{smcl}
{* 24 May 2007}{...}
{hline}
help for {hi:group1d}
{hline}
{title:Grouping or clustering in one dimension}
{p 8 17 2}
{cmd:group1d}
{it:varname}
[{cmd:if} {it:exp}]
[{cmd:in} {it:range}]
{cmd:,}
{cmdab:m:ax(}{it:#}{cmd:)}
[
{cmdab:g:enerate(}{it:specification}{cmd:)}
]
{title:Description}
{p 4 4 2}
{cmd:group1d} groups or clusters values of {it:varname},
taken to be ordered in one dimension.
Natural examples are the values of a variable sorted from smallest to
largest, the values of a time series, or the values of a spatial series
along or down a profile, transect, core, borehole, etc. n values are
clustered into one or more contiguous groups, the (k - 1) boundaries
between k groups being chosen to minimise the sum of the within-cluster
sums of squared deviations from cluster means over the comb(n - 1, k - 1)
possible clusterings. The clustering produced is guaranteed optimal,
but it may not be unique.
{title:Remarks}
{p 4 4 2}
{cmd:group1d} ignores missing values of {it:varname} and any
observations not satisfying any {cmd:if} or {cmd:in} conditions
specified. Otherwise it takes the current sort order of observations to
convey the ordering desired. For easier interpretation of results,
{help drop} any unwanted observations or {help sort} them to the end of
your dataset.
{p 4 4 2}
Cluster analysis with a single variable makes perfect sense whenever
there is some dimension along which values can be arranged. This could
be a measurement scale, time or space. Given ordered data, there might
be interest in looking for relative breaks within a frequency
distribution (antimodes, in one terminology). A time series could be
divided into spells, epochs, periods, whatever, ideally with relatively
small differences within subseries and relatively large differences
between subseries. The same problem arises whenever a single spatial
dimension (horizontal or vertical) is to be subdivided. In geological
and other sciences, this is often studied under the heading of zonation.
{p 4 4 2}
Note that any formal clustering should always be accompanied by
appropriate plotting of the data (for example, using a dot or quantile
or line plot), which indeed may make clear either that breaks are
obvious (so that formal clustering is merely decorative) or that
convincing breaks do not exist (so that formal clustering may be
pointless).
{p 4 4 2}
Consider a toy example of values ordered by magnitude:
14 15 16 23 24 25 56 57 58
{p 4 4 2}
where it is evident that a three-group clustering
14 15 16 | 23 24 25 | 56 57 58
{p 4 4 2}
is sensible.
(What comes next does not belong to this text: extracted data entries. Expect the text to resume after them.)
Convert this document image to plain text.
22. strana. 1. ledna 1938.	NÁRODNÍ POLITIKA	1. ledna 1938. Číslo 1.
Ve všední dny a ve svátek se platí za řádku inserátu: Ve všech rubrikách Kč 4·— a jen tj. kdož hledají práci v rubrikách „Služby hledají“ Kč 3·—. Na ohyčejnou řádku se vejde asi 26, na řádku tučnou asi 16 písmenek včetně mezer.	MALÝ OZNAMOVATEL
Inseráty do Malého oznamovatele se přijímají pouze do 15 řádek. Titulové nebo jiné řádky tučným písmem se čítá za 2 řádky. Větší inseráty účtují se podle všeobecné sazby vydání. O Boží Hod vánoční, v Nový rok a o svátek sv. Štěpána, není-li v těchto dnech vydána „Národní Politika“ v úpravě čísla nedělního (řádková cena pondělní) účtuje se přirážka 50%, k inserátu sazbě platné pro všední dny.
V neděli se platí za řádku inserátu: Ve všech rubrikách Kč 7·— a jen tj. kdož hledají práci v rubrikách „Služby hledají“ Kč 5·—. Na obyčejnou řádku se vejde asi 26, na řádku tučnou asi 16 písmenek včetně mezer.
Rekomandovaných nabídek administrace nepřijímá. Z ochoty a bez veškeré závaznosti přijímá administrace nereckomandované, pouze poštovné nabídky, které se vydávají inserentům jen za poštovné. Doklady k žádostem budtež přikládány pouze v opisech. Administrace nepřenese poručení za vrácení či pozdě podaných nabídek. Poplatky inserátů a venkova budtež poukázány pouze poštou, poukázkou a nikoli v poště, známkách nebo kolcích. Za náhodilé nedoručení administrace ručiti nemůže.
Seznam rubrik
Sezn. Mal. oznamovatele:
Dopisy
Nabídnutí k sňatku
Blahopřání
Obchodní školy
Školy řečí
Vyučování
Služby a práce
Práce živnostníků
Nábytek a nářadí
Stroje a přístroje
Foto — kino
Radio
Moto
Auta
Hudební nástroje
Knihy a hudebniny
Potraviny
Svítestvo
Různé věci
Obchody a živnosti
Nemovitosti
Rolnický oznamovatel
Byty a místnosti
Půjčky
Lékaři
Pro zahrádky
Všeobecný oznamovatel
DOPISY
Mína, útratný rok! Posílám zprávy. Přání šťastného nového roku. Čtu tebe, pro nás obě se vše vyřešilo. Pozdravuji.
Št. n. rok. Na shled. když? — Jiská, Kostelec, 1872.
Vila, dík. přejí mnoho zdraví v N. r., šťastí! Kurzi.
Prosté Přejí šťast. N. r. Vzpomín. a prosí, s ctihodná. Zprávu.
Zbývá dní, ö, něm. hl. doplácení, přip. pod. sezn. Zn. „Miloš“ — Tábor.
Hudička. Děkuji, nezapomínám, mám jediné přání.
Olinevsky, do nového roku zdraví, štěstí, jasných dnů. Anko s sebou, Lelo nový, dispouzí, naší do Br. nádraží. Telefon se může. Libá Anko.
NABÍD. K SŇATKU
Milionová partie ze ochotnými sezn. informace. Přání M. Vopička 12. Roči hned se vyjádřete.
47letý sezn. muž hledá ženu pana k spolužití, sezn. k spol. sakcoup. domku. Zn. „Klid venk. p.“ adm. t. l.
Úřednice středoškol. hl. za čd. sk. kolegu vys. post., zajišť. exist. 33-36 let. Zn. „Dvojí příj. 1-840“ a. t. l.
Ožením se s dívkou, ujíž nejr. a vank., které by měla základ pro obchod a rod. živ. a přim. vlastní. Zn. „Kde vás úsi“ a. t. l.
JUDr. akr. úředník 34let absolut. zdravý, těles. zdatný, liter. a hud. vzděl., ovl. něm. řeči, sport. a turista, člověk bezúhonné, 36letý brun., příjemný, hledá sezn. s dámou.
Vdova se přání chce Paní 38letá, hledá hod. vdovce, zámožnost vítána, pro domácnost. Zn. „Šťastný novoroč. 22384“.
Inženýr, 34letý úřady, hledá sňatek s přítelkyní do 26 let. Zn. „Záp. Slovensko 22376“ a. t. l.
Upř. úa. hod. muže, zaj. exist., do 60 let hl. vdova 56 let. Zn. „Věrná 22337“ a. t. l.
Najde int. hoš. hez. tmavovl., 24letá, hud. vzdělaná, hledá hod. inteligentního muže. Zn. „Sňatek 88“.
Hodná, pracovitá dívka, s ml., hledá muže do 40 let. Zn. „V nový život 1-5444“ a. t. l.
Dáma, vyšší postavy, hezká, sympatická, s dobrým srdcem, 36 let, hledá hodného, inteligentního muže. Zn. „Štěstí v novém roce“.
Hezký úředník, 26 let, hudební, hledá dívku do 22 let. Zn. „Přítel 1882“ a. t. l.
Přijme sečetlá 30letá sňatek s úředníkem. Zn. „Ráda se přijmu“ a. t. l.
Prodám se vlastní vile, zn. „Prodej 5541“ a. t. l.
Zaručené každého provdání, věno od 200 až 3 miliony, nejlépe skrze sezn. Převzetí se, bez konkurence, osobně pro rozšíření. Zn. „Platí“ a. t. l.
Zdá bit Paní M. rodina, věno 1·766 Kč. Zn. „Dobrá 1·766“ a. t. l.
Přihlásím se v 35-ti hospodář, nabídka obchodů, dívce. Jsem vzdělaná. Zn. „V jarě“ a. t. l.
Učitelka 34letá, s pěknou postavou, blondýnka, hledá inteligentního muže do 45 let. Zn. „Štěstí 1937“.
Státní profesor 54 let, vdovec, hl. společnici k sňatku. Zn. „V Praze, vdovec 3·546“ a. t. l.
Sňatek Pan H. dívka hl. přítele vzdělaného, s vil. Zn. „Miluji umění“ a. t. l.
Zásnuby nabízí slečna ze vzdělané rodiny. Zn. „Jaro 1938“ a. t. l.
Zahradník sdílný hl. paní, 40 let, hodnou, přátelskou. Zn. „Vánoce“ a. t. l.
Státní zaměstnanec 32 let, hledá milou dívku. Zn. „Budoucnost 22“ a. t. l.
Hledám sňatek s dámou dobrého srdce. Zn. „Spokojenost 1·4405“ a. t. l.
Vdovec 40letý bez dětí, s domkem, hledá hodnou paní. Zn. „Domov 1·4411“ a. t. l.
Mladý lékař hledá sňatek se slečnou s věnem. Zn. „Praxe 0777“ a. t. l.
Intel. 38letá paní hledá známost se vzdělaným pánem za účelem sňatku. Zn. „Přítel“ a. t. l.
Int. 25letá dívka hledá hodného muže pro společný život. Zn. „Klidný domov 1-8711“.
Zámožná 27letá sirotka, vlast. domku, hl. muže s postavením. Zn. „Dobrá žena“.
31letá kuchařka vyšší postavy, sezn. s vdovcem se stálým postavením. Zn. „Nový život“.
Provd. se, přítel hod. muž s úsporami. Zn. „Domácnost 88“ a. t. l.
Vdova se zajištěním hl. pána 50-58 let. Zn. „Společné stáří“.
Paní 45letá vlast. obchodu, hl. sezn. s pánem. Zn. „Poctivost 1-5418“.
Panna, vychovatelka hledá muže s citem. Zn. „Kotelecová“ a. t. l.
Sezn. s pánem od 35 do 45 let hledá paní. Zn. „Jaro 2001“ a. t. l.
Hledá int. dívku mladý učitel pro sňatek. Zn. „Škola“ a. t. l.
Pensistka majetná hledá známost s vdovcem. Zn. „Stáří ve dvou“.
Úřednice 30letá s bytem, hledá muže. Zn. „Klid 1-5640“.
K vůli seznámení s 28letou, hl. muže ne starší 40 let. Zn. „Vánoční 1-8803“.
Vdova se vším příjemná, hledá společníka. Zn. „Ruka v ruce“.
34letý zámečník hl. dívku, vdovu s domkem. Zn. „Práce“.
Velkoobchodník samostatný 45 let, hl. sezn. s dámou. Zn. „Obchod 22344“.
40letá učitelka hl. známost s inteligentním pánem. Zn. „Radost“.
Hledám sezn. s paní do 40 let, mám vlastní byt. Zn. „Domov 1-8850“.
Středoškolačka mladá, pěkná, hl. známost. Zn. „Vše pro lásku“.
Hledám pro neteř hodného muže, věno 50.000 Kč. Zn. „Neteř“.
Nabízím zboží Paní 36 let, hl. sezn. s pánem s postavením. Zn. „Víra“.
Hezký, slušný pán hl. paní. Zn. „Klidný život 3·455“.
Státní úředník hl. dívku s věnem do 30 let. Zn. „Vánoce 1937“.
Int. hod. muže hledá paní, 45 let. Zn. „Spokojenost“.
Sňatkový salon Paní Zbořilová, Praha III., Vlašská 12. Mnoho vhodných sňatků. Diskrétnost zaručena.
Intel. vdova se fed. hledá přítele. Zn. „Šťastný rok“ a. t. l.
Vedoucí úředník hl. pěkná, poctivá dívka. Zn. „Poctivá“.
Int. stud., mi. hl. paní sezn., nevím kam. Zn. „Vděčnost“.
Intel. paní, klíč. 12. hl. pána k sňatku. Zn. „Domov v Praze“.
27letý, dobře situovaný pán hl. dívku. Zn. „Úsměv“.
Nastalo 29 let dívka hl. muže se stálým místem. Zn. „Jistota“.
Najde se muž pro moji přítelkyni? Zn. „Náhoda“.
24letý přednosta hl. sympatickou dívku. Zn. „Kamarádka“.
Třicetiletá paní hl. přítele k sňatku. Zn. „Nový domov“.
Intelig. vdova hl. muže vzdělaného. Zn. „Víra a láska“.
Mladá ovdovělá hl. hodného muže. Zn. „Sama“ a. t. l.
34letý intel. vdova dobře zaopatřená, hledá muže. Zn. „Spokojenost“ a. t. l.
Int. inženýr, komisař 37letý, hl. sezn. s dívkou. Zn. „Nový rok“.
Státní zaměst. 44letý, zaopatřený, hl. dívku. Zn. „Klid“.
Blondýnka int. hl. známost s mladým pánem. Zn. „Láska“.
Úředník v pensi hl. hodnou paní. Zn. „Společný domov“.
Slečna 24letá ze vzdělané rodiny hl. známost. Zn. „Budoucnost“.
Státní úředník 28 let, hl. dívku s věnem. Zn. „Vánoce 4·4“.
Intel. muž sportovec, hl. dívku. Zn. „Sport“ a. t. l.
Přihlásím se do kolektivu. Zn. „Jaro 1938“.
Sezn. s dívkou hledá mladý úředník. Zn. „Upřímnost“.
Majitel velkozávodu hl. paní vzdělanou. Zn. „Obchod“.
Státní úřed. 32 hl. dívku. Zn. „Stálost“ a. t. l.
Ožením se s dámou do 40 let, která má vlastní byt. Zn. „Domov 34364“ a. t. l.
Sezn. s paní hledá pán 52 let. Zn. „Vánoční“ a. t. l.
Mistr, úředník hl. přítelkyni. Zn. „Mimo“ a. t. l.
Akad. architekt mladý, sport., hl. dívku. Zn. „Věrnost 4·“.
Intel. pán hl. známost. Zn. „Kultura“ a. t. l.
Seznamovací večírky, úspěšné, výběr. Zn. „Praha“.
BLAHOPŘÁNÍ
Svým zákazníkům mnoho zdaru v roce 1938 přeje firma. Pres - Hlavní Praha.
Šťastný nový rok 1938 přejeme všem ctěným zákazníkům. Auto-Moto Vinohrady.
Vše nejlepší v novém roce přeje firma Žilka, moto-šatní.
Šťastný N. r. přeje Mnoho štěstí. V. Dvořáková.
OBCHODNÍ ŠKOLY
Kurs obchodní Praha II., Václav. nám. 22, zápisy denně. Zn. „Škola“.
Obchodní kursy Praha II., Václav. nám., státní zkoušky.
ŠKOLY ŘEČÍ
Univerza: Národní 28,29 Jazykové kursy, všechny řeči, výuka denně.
Whether the ordering is on the values themselves, or in time or in
space, the data can always be laid out in one dimension, which gives special
structure to the problem. Thus, although more general clustering methods can be
used, that special structure ideally should be exploited. k groups devised for
n values are defined by placing {bind:(k - 1)} markers (in the example above,
{bind:k - 1} = 2); there are {bind:(n - 1)} possible places to put them. There
are thus comb(n - 1, k - 1) possible clusterings. However, if k is free to
vary, then the total number of possible clusterings is {bind:2^(n - 1)}, as
each value can be in the same group as each neighbour, or not. For even modest
n, that is a large number.
{p 4 4 2}
The problem can be made precise (Fisher 1958; Hartigan 1975) by placing
markers to minimise, for a given number of groups, the
sum over groups of variability around group centres.
{p 4 4 2}
A sum of squared deviations from group means will spring to mind as the
most obvious possibility, and this is implemented in {cmd:group1d}. Sum
of absolute deviations from group medians, and other measures, might
well be entertained.
{p 4 4 2}
Hartigan (1975) shows how a dynamic programming approach makes such
computation straightforward. {cmd:group1d} owes its origin to Hartigan's
original Fortran.
{title:Vignettes}
{p 4 4 2}
Walter Dummer Fisher (1916{c -}1995) was an American economist and
econometrician. He gained a first degree in history from Harvard in 1937
and a doctorate from Chicago in economics on the demand for lemons in
1943. Fisher worked in the Department of Agriculture, the United States
Air Force, the University of California, Kansas State University, the
National Bureau of Economic Research and Northwestern University.
{p 4 4 2}
John Anthony Hartigan (1937{c -} ) is an Australian statistician. He was
born in Sydney, gained degrees in mathematics from the University of
Sydney and in statistics from Princeton, and has worked at Princeton,
Cambridge and (since 1969) Yale. Hartigan's interests include
classification and clustering, Bayesian statistics and statistical
computing and graphics. He has been credited with the invention of the
scatter plot matrix.
{title:Options}
{p 4 8 2}{cmd:max()} specifies the maximum number of clusters to
determine. Optimal clusterings for fewer clusters will automatically be
shown. It is usual to set {cmd:max()} to rather larger than you desire and
inspect results for indications of a good number of clusters. This
option is required. Note that the amount of calculation by the program
increases with the maximum specified.
{p 4 8 2}{cmd:generate()} specifies that one or more new variables are
to be produced specifying cluster membership. The specification rule is
best explained by example. {cmd:generate(g3=3 g4=4)} specifies that new
variable {cmd:g3} should be generated showing the membership of the
3-group clustering and new variable {cmd:g4} should be generated showing
the membership of the 4-group clustering. The values of the new
variables will be 1, 2, 3 and 1, 2, 3, 4 respectively indicating
membership of groups 1, 2, 3 or 4. The specification for each new
variable should not include spaces and the specifications for two or
more variables should be separated by spaces. This option may be
used in a second application of {cmd:group1d} after a first has
indicated an interesting or useful grouping.
{title:Examples}
{p 4 8 2}{cmd:. group1d myvar, max(4)}{p_end}
{p 4 8 2}{cmd:. group1d myvar, max(3) gen(g3=3)}{p_end}
{title:Author}
{p 4 4 2}Nicholas J. Cox, Durham University{break}
n.j.cox@durham.ac.uk
{title:References}
{p 4 8 2}Barry, D. 2005.
A conversation with John Hartigan.
{it:Statistical Science} 20: 418{c -}430.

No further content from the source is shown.